Spanner has been in development for around five years, with information first leaking out about the technology in the press in 2009. Google hopes the database community will follow its lead in adopting a TrueTime-style system.

"As a community, we should no longer depend on loosely synchronised clocks and weak time APIs in designing distributed algorithms," the researchers write.

Spanner's history — and future

Some of the authors of the paper include Jeffrey Dean and Sanjay Ghemawat — key figures in the development of some of Google's most advanced technologies, including the Hadoop-spawning MapReduce and GFS systems.

"Like Google's MapReduce and BigTable papers, the publication of the Spanner paper provides the open source database community with a valuable peek inside the architecture and operations of the largest distributed systems in the world," Basho's Gross said. 

Spanner is the successor to Google's Megastore system. Bailis says Spanner appears to significantly outperform its predecessor, though the best applications for it will be ones that read a lot of data but write relatively little.

There are still a few caveats that could prevent broad Spanner adoption, such as the latency cost of geographically distributed write operations. 
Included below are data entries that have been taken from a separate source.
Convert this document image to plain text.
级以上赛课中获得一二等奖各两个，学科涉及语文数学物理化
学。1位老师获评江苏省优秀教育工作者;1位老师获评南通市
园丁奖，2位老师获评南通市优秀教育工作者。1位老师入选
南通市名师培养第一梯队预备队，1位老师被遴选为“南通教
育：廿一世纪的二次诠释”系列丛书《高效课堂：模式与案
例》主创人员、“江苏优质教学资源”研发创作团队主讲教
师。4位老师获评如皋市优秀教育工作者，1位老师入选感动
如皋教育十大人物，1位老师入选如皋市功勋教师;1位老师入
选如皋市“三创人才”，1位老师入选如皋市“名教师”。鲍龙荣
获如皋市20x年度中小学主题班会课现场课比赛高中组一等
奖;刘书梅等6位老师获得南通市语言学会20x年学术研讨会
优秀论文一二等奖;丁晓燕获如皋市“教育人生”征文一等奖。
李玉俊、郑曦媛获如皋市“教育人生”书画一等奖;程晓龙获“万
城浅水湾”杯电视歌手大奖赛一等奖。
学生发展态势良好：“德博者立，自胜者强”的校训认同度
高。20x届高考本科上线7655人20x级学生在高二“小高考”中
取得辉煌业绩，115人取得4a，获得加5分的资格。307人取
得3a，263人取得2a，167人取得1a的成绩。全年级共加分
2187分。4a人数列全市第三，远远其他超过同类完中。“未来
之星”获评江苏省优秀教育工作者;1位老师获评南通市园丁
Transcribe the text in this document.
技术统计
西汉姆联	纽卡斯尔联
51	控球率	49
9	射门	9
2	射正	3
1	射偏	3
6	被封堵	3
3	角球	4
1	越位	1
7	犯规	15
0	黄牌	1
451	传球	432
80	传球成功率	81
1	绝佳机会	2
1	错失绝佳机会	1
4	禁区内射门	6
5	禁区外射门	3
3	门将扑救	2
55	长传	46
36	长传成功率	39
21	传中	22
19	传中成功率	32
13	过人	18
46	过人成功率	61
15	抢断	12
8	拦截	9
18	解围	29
"Whether the cost is worthwhile ultimately depends on the application. Spanner's read-only transactions have substantially lower overhead, so for read-mostly web workloads, the cost isn't so large," he says.

Also, not every company has the scale or resources to link GPS systems and atomic clocks to the servers in its datacentres.

So far, Google has moved much of the F1 advertising platform from MySQL to Spanner and will migrate other applications in the future, while attempting to reduce latency to access data. In the research paper it notes that Gmail, Picasa, Google Calendar, the Android Market and its AppEngine cloud all use Megastore, making them potential candidates for a Spanner upgrade.

"The distributed systems community often looks to Google for battle-tested systems designs," Bailis said. He thinks the publication of Spanner could fertilise the technology industry and cause "a resurgence of popular interest in massively scalable distributed transaction processing systems in the near future".